Князь вздохнул, сунул руку в поясную сумку и достал серебряный новгородский рубль, протянул слегка опешившему от такой отповеди попику:
— Вот, отец Ион, тебе на храм. Хочу, чтобы и ты по следу моему в обитель сплавал и для храма новый образ привез. А то уж больно скромно церковь моя выглядит.
Андрей намеренно сказал «моя», а не «наша», дабы батюшка вспомнил и то, кто именно строил здешний храм, кто привозил в него колокола и заказывал убранство. И, похоже, сумел-таки развеять у настоятеля последние подозрения.
— Благодарю за щедрость, княже, — прибрал монету батюшка. — Да пребудет с тобой милость Господа.
— Помолись за спасение души моей, отец Ион, — попросил Зверев. — Пусть простит мои прегрешения, вольные и невольные. Он милостив, он поймет.
Попик осенил его крестом — Андрей послушно склонился к его руке, мысленно пребывая уже совсем в других местах, и сделал вид, что поцеловал.
Будущие потери князя Сакульского от прощения оброка были, конечно, велики. Однако же они не очень беспокоили Андрея. С собранным урожаем требовалось разумно, по-хозяйски распорядиться, и оставить все на волю здешнего старосты — привычный, но не самый разумный способ. Что-то продаст, что-то украдет, что-то сохранить не сможет. Крестьяне же свой собственный урожай уберегут куда рачительнее и прибытка с него получат больше. Прибыток этот не пропадет, в хозяйствах останется. От него и дворы в будущем крепче станут, и смердам от голода по весне пухнуть не придется да детишек слабых хоронить. В будущем доход больше выйдет, ныне — князю за доброту и заботу слава и любовь от подданных. Что же до княжеского достатка — так зимовать в усадьбе Зверев не собирался, а потому по поводу своего пустого погреба сильно не волновался. Пусть еда лучше людям достанется, чем в загашнике сгниет.

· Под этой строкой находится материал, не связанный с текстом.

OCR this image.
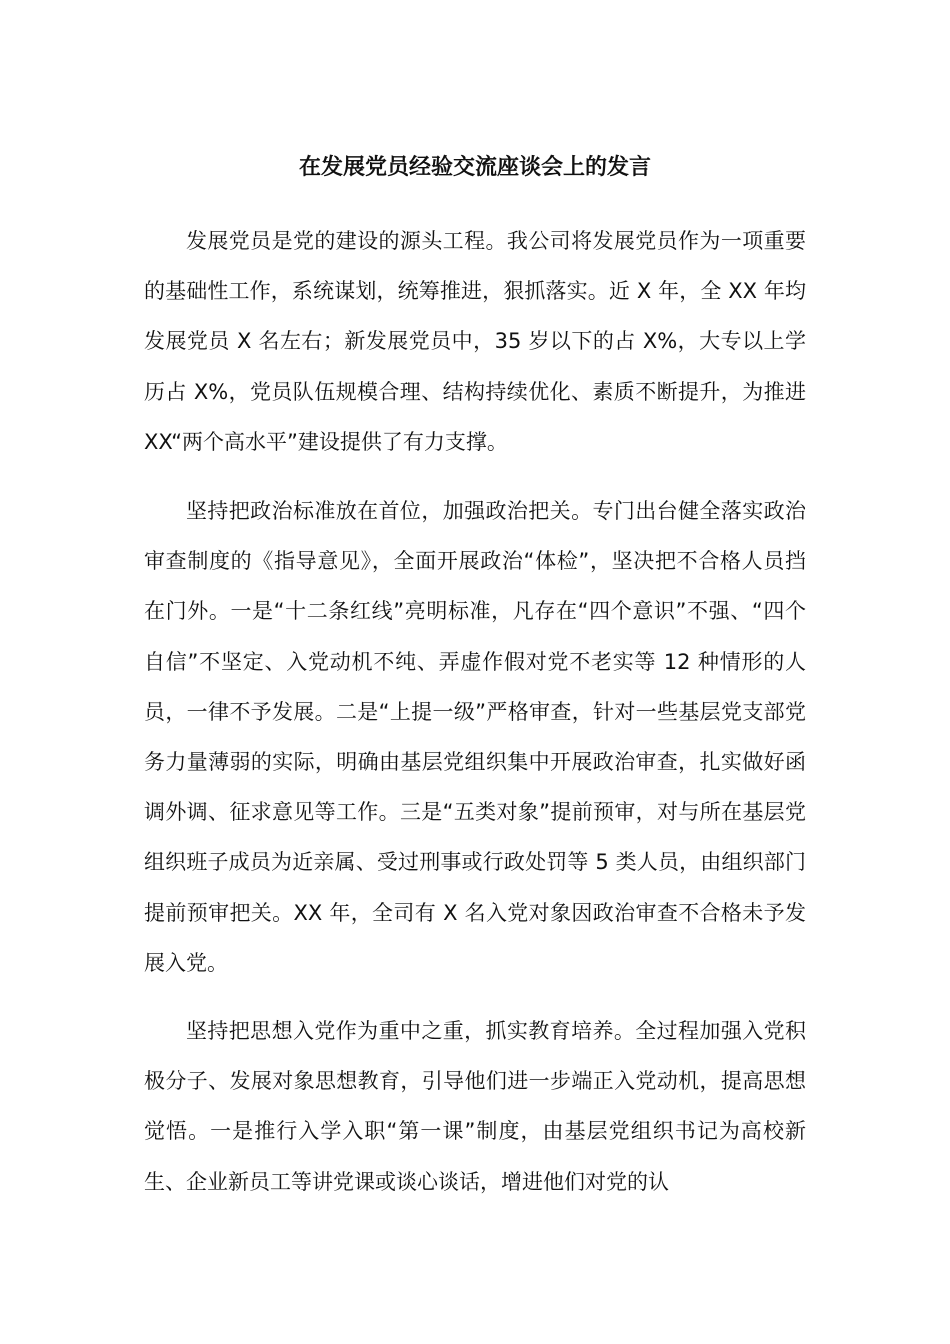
在发展党员经验交流座谈会上的发言

发展党员是党的建设的源头工程。我公司将发展党员作为一项重要的基础性工作，系统谋划，统筹推进，狠抓落实。近 X 年，全 XX 年均发展党员 X 名左右；新发展党员中，35 岁以下的占 X%，大专以上学历占 X%，党员队伍规模合理、结构持续优化、素质不断提升，为推进 XX“两个高水平”建设提供了有力支撑。

坚持把政治标准放在首位，加强政治把关。专门出台健全落实政治审查制度的《指导意见》，全面开展政治“体检”，坚决把不合格人员挡在门外。一是“十二条红线”亮明标准，凡存在“四个意识”不强、“四个自信”不坚定、入党动机不纯、弄虚作假对党不老实等 12 种情形的人员，一律不予发展。二是“上提一级”严格审查，针对一些基层党支部党务力量薄弱的实际，明确由基层党组织集中开展政治审查，扎实做好函调外调、征求意见等工作。三是“五类对象”提前预审，对与所在基层党组织班子成员为近亲属、受过刑事或行政处罚等 5 类人员，由组织部门提前预审把关。XX 年，全司有 X 名入党对象因政治审查不合格未予发展入党。

坚持把思想入党作为重中之重，抓实教育培养。全过程加强入党积极分子、发展对象思想教育，引导他们进一步端正入党动机，提高思想觉悟。一是推行入学入职“第一课”制度，由基层党组织书记为高校新生、企业新员工等讲党课或谈心谈话，增进他们对党的认
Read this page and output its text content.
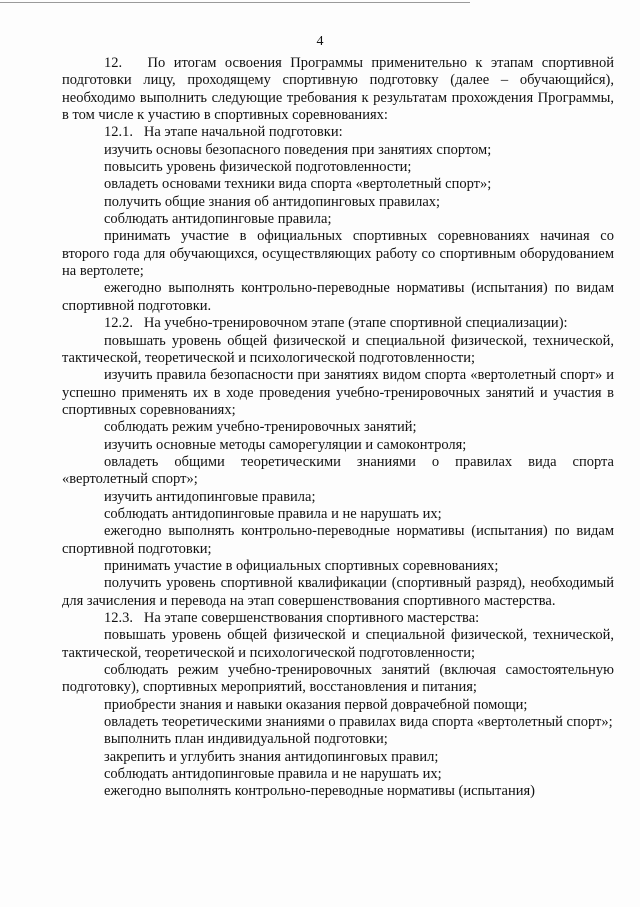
4

12.   По итогам освоения Программы применительно к этапам спортивной подготовки лицу, проходящему спортивную подготовку (далее – обучающийся), необходимо выполнить следующие требования к результатам прохождения Программы, в том числе к участию в спортивных соревнованиях:

12.1.   На этапе начальной подготовки:

изучить основы безопасного поведения при занятиях спортом;

повысить уровень физической подготовленности;

овладеть основами техники вида спорта «вертолетный спорт»;

получить общие знания об антидопинговых правилах;

соблюдать антидопинговые правила;

принимать участие в официальных спортивных соревнованиях начиная со второго года для обучающихся, осуществляющих работу со спортивным оборудованием на вертолете;

ежегодно выполнять контрольно-переводные нормативы (испытания) по видам спортивной подготовки.

12.2.   На учебно-тренировочном этапе (этапе спортивной специализации):

повышать уровень общей физической и специальной физической, технической, тактической, теоретической и психологической подготовленности;

изучить правила безопасности при занятиях видом спорта «вертолетный спорт» и успешно применять их в ходе проведения учебно-тренировочных занятий и участия в спортивных соревнованиях;

соблюдать режим учебно-тренировочных занятий;

изучить основные методы саморегуляции и самоконтроля;

овладеть общими теоретическими знаниями о правилах вида спорта «вертолетный спорт»;

изучить антидопинговые правила;

соблюдать антидопинговые правила и не нарушать их;

ежегодно выполнять контрольно-переводные нормативы (испытания) по видам спортивной подготовки;

принимать участие в официальных спортивных соревнованиях;

получить уровень спортивной квалификации (спортивный разряд), необходимый для зачисления и перевода на этап совершенствования спортивного мастерства.

12.3.   На этапе совершенствования спортивного мастерства:

повышать уровень общей физической и специальной физической, технической, тактической, теоретической и психологической подготовленности;

соблюдать режим учебно-тренировочных занятий (включая самостоятельную подготовку), спортивных мероприятий, восстановления и питания;

приобрести знания и навыки оказания первой доврачебной помощи;

овладеть теоретическими знаниями о правилах вида спорта «вертолетный спорт»;

выполнить план индивидуальной подготовки;

закрепить и углубить знания антидопинговых правил;

соблюдать антидопинговые правила и не нарушать их;

ежегодно выполнять контрольно-переводные нормативы (испытания)
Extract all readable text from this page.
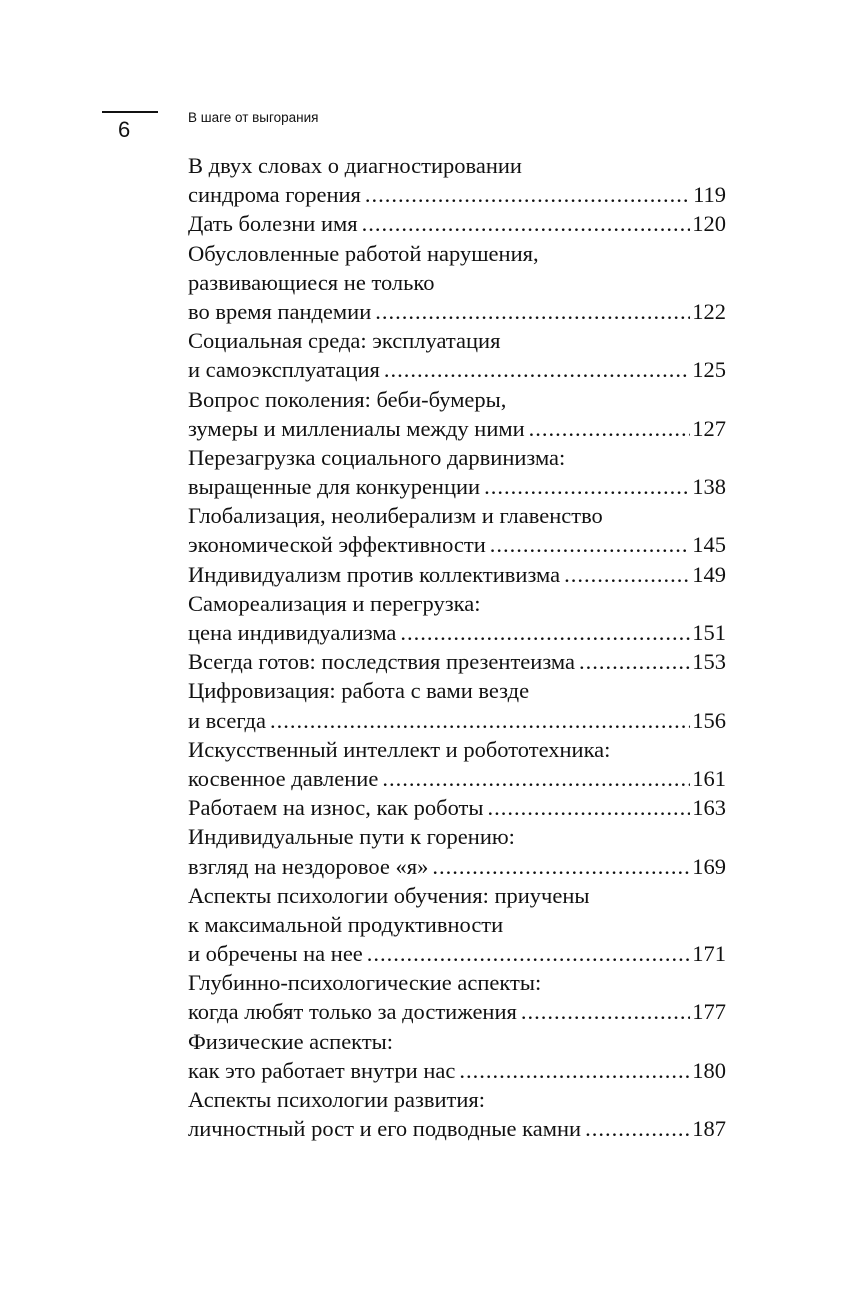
6	В шаге от выгорания
В двух словах о диагностировании
синдрома горения .....	119
Дать болезни имя .....	120
Обусловленные работой нарушения,
развивающиеся не только
во время пандемии .....	122
Социальная среда: эксплуатация
и самоэксплуатация .....	125
Вопрос поколения: беби-бумеры,
зумеры и миллениалы между ними .....	127
Перезагрузка социального дарвинизма:
выращенные для конкуренции .....	138
Глобализация, неолиберализм и главенство
экономической эффективности .....	145
Индивидуализм против коллективизма .....	149
Самореализация и перегрузка:
цена индивидуализма .....	151
Всегда готов: последствия презентеизма .....	153
Цифровизация: работа с вами везде
и всегда .....	156
Искусственный интеллект и робототехника:
косвенное давление .....	161
Работаем на износ, как роботы .....	163
Индивидуальные пути к горению:
взгляд на нездоровое «я» .....	169
Аспекты психологии обучения: приучены
к максимальной продуктивности
и обречены на нее .....	171
Глубинно-психологические аспекты:
когда любят только за достижения .....	177
Физические аспекты:
как это работает внутри нас .....	180
Аспекты психологии развития:
личностный рост и его подводные камни .....	187
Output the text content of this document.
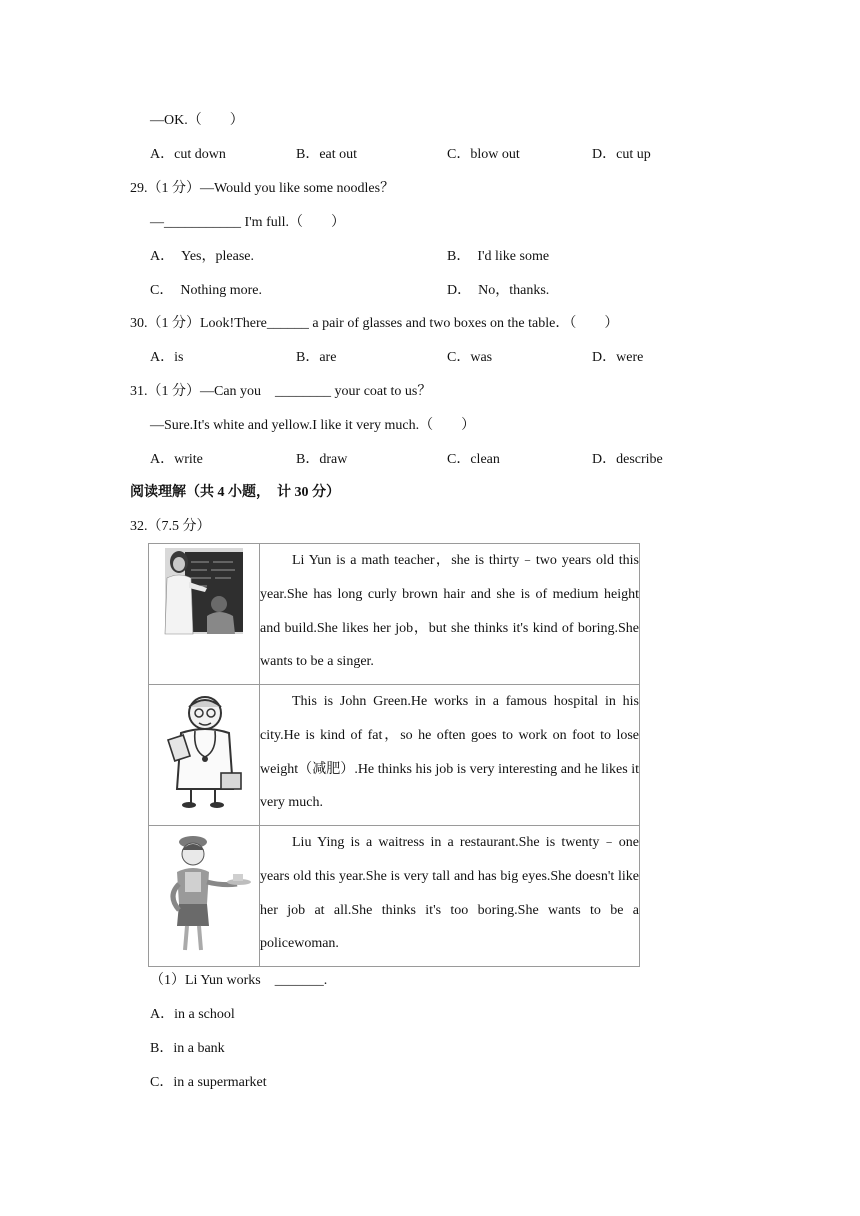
—OK.（　　）
A．cut down	B．eat out	C．blow out	D．cut up
29.（1 分）—Would you like some noodles？
—___________ I'm full.（　　）
A． Yes，please.	B． I'd like some
C． Nothing more.	D． No，thanks.
30.（1 分）Look!There______ a pair of glasses and two boxes on the table．（　　）
A．is	B．are	C．was	D．were
31.（1 分）—Can you　________ your coat to us？
—Sure.It's white and yellow.I like it very much.（　　）
A．write	B．draw	C．clean	D．describe
阅读理解（共 4 小题，　计 30 分）
32.（7.5 分）

Li Yun is a math teacher，she is thirty﹣two years old this year.She has long curly brown hair and she is of medium height and build.She likes her job，but she thinks it's kind of boring.She wants to be a singer.

This is John Green.He works in a famous hospital in his city.He is kind of fat，so he often goes to work on foot to lose weight（减肥）.He thinks his job is very interesting and he likes it very much.

Liu Ying is a waitress in a restaurant.She is twenty﹣one years old this year.She is very tall and has big eyes.She doesn't like her job at all.She thinks it's too boring.She wants to be a policewoman.

（1）Li Yun works　_______.
A．in a school
B．in a bank
C．in a supermarket
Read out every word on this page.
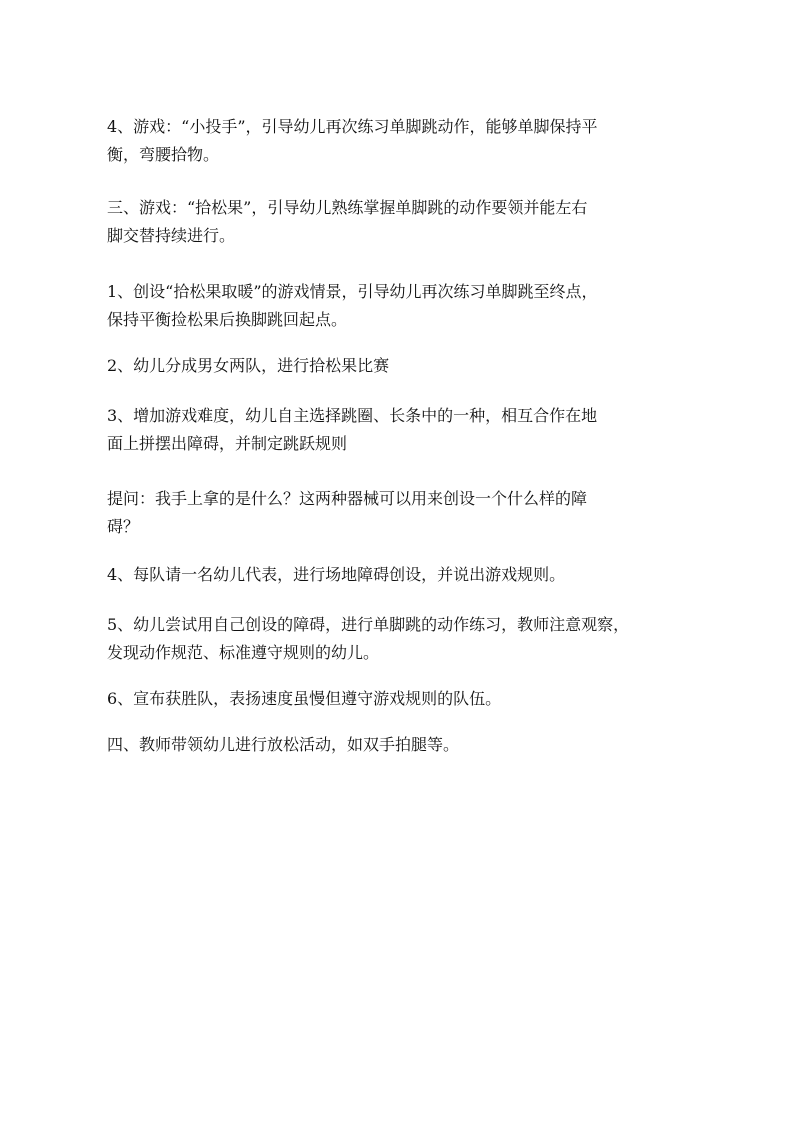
4、游戏：“小投手”，引导幼儿再次练习单脚跳动作，能够单脚保持平
衡，弯腰拾物。

三、游戏：“拾松果”，引导幼儿熟练掌握单脚跳的动作要领并能左右
脚交替持续进行。

1、创设“拾松果取暖”的游戏情景，引导幼儿再次练习单脚跳至终点，
保持平衡捡松果后换脚跳回起点。

2、幼儿分成男女两队，进行拾松果比赛

3、增加游戏难度，幼儿自主选择跳圈、长条中的一种，相互合作在地
面上拼摆出障碍，并制定跳跃规则

提问：我手上拿的是什么？这两种器械可以用来创设一个什么样的障
碍？

4、每队请一名幼儿代表，进行场地障碍创设，并说出游戏规则。

5、幼儿尝试用自己创设的障碍，进行单脚跳的动作练习，教师注意观察，
发现动作规范、标准遵守规则的幼儿。

6、宣布获胜队，表扬速度虽慢但遵守游戏规则的队伍。

四、教师带领幼儿进行放松活动，如双手拍腿等。
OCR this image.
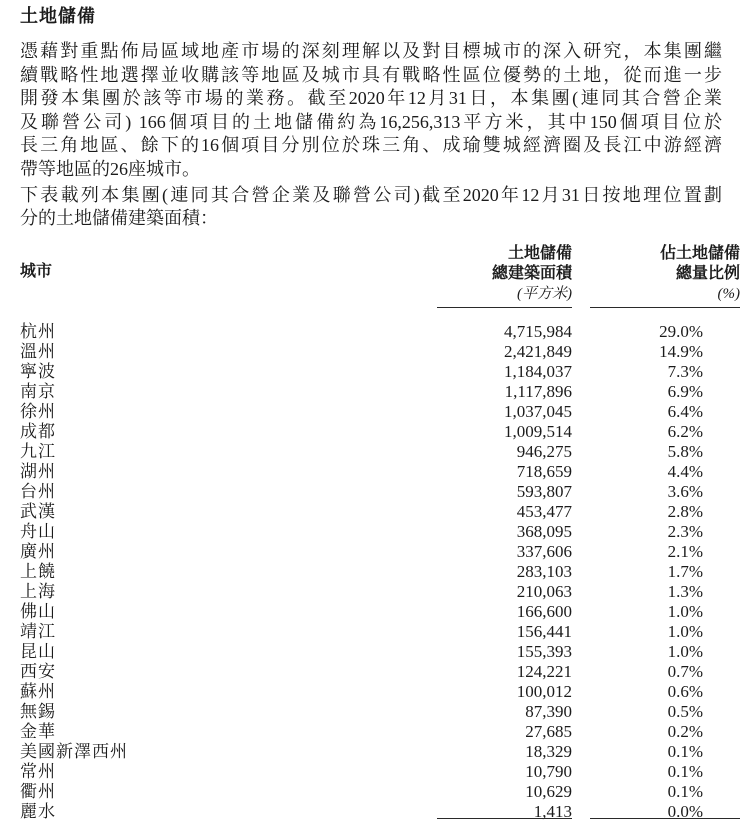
土地儲備
憑藉對重點佈局區域地產市場的深刻理解以及對目標城市的深入研究，本集團繼
續戰略性地選擇並收購該等地區及城市具有戰略性區位優勢的土地，從而進一步
開發本集團於該等市場的業務。截至2020年12月31日，本集團(連同其合營企業
及聯營公司) 166個項目的土地儲備約為16,256,313平方米，其中150個項目位於
長三角地區、餘下的16個項目分別位於珠三角、成瑜雙城經濟圈及長江中游經濟
帶等地區的26座城市。
下表載列本集團(連同其合營企業及聯營公司)截至2020年12月31日按地理位置劃
分的土地儲備建築面積：
城市
土地儲備
總建築面積
(平方米)
佔土地儲備
總量比例
(%)
杭州	4,715,984	29.0%
溫州	2,421,849	14.9%
寧波	1,184,037	7.3%
南京	1,117,896	6.9%
徐州	1,037,045	6.4%
成都	1,009,514	6.2%
九江	946,275	5.8%
湖州	718,659	4.4%
台州	593,807	3.6%
武漢	453,477	2.8%
舟山	368,095	2.3%
廣州	337,606	2.1%
上饒	283,103	1.7%
上海	210,063	1.3%
佛山	166,600	1.0%
靖江	156,441	1.0%
昆山	155,393	1.0%
西安	124,221	0.7%
蘇州	100,012	0.6%
無錫	87,390	0.5%
金華	27,685	0.2%
美國新澤西州	18,329	0.1%
常州	10,790	0.1%
衢州	10,629	0.1%
麗水	1,413	0.0%
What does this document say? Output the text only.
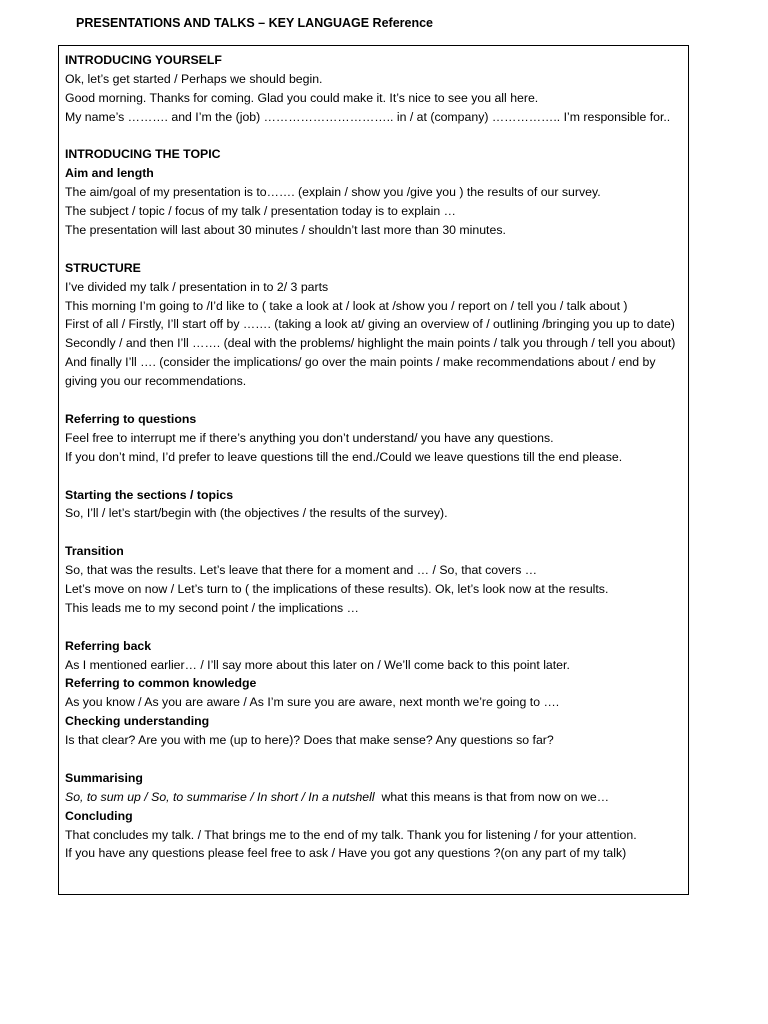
PRESENTATIONS AND TALKS – KEY LANGUAGE Reference
INTRODUCING YOURSELF
Ok, let’s get started / Perhaps we should begin.
Good morning. Thanks for coming. Glad you could make it. It’s nice to see you all here.
My name’s ………. and I’m the (job) ………………………….. in / at (company) …………….. I’m responsible for..
INTRODUCING THE TOPIC
Aim and length
The aim/goal of my presentation is to……. (explain / show you /give you ) the results of our survey.
The subject / topic / focus of my talk / presentation today is to explain …
The presentation will last about 30 minutes / shouldn’t last more than 30 minutes.
STRUCTURE
I’ve divided my talk / presentation in to 2/ 3 parts
This morning I’m going to /I’d like to ( take a look at / look at /show you / report on / tell you / talk about )
First of all / Firstly, I’ll start off by ……. (taking a look at/ giving an overview of / outlining /bringing you up to date)
Secondly / and then I’ll ……. (deal with the problems/ highlight the main points / talk you through / tell you about)
And finally I’ll …. (consider the implications/ go over the main points / make recommendations about / end by giving you our recommendations.
Referring to questions
Feel free to interrupt me if there’s anything you don’t understand/ you have any questions.
If you don’t mind, I’d prefer to leave questions till the end./Could we leave questions till the end please.
Starting the sections / topics
So, I’ll / let’s start/begin with (the objectives / the results of the survey).
Transition
So, that was the results. Let’s leave that there for a moment and … / So, that covers …
Let’s move on now / Let’s turn to ( the implications of these results). Ok, let’s look now at the results.
This leads me to my second point / the implications …
Referring back
As I mentioned earlier… / I’ll say more about this later on / We’ll come back to this point later.
Referring to common knowledge
As you know / As you are aware / As I’m sure you are aware, next month we’re going to ….
Checking understanding
Is that clear? Are you with me (up to here)? Does that make sense? Any questions so far?
Summarising
So, to sum up / So, to summarise / In short / In a nutshell  what this means is that from now on we…
Concluding
That concludes my talk. / That brings me to the end of my talk. Thank you for listening / for your attention.
If you have any questions please feel free to ask / Have you got any questions ?(on any part of my talk)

После завтрака князь, взяв с собой всего трех холопов, поднялся на борт струга и вышел по реке в озеро, пугающее корабельщиков крупной зыбью. Волны волнами — но свежий ветер позволил тут же поднять оба паруса и бодро погнал небольшое суденышко на север. Весла понадобились только ближе к вечеру, когда лодка повернула в устье полноводной Вуоксы. Еще до сумерек струг подвалил к торговому причалу Корелы, и корабелы принялись выгружать мешки с упакованными в связки по сорок штук горностаями и соболями, привезенными князем из своего далекого удела на лесистой реке Свияге. Были тут, конечно, и бобровые меха, и рысьи шкуры, и медвежьи — но немного, взятые без счету у тамошних промысловиков для округления итоговой суммы до пяти рублей. Здесь, на общем со шведами торгу, князь рассчитывал получить как минимум трехкратную прибыль — а заодно узнать про самые удобные пути в далекую Гыспанию, где дожидалась его благословения старшая дочь и тосковала остальная семья.